The main reason it’s unlikely to happen, of course, is because President Dwight D. Eisenhower’s warning of the then-impending dominance of the military-industrial complex has come to pass, and that behemoth would deploy the massive financial weapons in its aresnal to fight any such movement in this direction—and those financial weapons are mighty powerful indeed.
I’m reposting the entire thing in full, with the original poster’s consent, to try to get as many people to think about it (and repost it themselves) as possible, but you should click through to be able to access all the groovy hyperlinks and whatnot.
But just imagine it: being able to have a direct say, even a small one, in how our tax dollars are spent. As I’ve written before, I suspect funding for cancer research, for example, would skyrocket.
It's hard to believe that Bush's proposed budget is what anyone wants. For example, he suggests cutting half the federal funds for public broadcasting, while he spends the same amount ($200 million) in Iraq every 12 hours.Unfortunately, as ordinary taxpayers, we don't have that much influence over the final budget. If we want to see more money put into biomedical research or the arts we can vote every couple years, we can try to lobby Congress, or we can give to charitable groups and bypass the government entirely. Maybe there ought to be a more direct method.

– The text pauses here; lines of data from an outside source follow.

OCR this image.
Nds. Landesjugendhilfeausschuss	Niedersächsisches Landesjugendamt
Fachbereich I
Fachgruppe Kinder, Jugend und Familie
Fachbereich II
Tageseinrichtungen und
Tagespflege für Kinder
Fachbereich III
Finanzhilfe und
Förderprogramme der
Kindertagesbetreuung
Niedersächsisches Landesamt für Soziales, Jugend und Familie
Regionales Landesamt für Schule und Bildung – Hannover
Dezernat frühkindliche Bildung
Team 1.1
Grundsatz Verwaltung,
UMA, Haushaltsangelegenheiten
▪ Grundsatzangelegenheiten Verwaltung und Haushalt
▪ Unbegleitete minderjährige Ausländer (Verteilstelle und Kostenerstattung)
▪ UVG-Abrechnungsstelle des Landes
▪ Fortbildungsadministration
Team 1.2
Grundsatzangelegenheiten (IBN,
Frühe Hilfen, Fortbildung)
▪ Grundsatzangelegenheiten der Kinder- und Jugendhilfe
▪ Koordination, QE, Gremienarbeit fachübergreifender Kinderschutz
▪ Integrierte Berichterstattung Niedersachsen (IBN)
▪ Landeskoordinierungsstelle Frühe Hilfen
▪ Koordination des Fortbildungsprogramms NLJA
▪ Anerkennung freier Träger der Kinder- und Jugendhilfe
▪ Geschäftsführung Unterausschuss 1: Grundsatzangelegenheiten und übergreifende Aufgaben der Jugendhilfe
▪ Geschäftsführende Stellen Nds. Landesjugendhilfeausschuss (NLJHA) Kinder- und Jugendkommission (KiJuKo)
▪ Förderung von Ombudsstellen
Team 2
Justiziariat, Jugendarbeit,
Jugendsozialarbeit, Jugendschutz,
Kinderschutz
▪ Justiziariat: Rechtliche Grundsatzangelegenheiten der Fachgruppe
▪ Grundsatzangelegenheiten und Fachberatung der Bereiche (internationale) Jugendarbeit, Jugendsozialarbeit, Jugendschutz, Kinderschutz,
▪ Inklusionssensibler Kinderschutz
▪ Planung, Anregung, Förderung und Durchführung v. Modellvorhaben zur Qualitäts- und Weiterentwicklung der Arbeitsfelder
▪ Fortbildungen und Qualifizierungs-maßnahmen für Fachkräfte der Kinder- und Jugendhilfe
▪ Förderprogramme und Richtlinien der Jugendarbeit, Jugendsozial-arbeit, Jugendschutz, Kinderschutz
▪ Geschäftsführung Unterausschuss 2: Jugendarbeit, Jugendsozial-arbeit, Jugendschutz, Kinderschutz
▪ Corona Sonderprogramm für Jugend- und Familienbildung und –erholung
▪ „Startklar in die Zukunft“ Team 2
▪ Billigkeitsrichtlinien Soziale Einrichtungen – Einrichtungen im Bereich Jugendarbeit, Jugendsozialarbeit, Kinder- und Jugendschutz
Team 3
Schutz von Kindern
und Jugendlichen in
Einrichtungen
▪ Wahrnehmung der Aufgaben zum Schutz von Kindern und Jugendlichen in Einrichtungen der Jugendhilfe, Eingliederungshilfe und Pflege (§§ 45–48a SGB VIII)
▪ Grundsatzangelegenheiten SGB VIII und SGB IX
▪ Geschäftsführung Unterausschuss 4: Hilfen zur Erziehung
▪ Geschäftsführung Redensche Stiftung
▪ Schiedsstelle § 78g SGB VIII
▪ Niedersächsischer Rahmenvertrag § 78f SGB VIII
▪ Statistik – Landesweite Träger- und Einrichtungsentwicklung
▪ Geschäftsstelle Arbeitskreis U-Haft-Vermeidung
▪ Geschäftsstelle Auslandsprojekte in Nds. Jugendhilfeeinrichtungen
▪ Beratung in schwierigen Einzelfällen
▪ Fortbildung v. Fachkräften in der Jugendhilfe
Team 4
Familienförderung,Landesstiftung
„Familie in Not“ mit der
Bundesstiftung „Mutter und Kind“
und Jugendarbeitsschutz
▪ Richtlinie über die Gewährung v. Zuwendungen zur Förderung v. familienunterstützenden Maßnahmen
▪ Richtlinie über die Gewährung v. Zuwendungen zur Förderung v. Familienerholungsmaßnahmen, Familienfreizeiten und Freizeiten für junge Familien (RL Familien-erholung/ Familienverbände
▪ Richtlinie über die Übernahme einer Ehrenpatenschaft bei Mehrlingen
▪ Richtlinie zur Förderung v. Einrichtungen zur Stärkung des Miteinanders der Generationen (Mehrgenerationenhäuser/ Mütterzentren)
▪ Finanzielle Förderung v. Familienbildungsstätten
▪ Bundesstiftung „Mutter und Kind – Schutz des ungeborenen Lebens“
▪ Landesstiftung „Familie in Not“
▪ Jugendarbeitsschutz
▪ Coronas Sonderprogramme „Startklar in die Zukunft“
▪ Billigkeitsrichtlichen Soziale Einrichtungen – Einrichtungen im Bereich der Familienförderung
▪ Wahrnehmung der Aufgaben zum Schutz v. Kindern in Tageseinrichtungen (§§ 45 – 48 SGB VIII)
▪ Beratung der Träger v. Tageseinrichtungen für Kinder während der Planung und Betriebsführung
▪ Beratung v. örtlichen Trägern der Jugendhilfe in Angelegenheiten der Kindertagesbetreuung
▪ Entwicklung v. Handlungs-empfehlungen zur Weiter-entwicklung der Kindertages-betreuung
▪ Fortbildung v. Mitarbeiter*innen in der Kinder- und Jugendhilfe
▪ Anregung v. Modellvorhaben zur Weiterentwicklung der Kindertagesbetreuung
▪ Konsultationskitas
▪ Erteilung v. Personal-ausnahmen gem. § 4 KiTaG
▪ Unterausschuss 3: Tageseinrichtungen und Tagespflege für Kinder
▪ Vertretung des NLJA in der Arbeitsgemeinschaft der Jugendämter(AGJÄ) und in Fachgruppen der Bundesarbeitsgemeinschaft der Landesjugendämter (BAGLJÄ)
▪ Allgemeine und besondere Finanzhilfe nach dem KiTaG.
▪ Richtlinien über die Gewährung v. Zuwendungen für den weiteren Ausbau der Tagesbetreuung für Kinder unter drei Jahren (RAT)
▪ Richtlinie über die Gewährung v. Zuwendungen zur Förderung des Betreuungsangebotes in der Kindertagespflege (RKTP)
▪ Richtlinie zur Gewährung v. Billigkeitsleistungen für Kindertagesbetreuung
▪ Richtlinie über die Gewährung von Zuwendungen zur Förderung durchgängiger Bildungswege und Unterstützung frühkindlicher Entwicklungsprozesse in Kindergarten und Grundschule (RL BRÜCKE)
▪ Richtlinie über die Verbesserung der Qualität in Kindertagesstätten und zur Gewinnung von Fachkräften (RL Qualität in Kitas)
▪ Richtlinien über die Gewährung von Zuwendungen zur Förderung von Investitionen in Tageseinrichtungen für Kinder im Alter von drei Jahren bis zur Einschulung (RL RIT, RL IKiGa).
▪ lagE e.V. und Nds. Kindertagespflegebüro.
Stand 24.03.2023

Suppose we try something new. Take the budget -- Bush's proposal is over $3 trillion -- and make a 0.1% across-the-board cut, reducing every agency's funding by one penny out of every 10 dollars. Take the resulting $3 billion and put it into a Taxpayer-Directed Spending fund. And let the people decide where that money should go.
You could simply have a box you check off on your tax form, where you indicate which departments you want to receive your ~$10 share of that funding. Or, we could adapt the federal matching funds model and have a website where anyone can contribute small-dollar (or large-dollar) tax-deductible donations to an agency, and the government would match those contributions dollar for dollar out of the Taxpayer-Directed Spending fund.
The central idea is to give taxpayers a direct voice in how their dime is spent. The amount should be small, so as not to bollix up the entire budget on public whims, but large enough to make a difference. $3 billion is 1/1000th of the budget, but it's 8x what public broadcasting gets, it's 20x what the National Endowment for the Arts gets, and it's enough to increase the NIH by a hefty 10% rather than effectively cut it with sub-inflation increases, as is the current plan.
There is some precedent for this kind of direct, taxpayer-driven spending. The federal campaign matching funds operate on a similar principle, for example, using voter-driven fundraising to direct public dollars. Apparently, following the 2004 tsunami, the Canadian government sent matching funds in disaster relief for whatever its citizens raised (helpfully blogged about at this site). As that writer points out, the US government already provides a kind of 30% matching fund for charitable contributions each year by making them tax-deductible.
The motivation for this project would not only be to redirect 0.1% of the budget (although that's a start), but to use Taxpayer-Directed Spending as an indicator of where people want their money spent, kind of a national petition, that would help organizations more effectively lobby for funding. It would be the writing on the wall to tell Congress what taxpayers want.
(On that note, see also my post a year ago with a proposal for "YouBudget", which I still think is a good idea.)
Sara recently wrote about how government can still do good and do it well, from health care to education (or, in her words, from polio vaccines to the GI Bill). She also wrote about how the power of these programs lies partly in the long-lasting infrastructure they create. Those great projects were conceived at a time when Americans had been exposed to undergoing personal calamity and willingly making personal sacrifices, during the Depression and again during WWII, and doing it together as a nation. Compare that experience with today's, when as Bush said, the biggest sacrifice most Americans make for the war is to "sacrifice peace of mind when they see the terrible image of violence on TV every night."
Today, I don't feel like the public has a sense of being part of public works or public spending. It's not our government anymore. I'm not sure great public deeds can be undertaken successfully again until it is. The basic methods for people-powered politics, especially using the internet as an organizing tool, have been developed over the campaigns of 2004, 2006 and now 2008. I think that by applying these tools to policy-making -- something as simple as divvying up the budget -- we can begin to return to Americans the sense of ownership of our nation that made great national projects possible.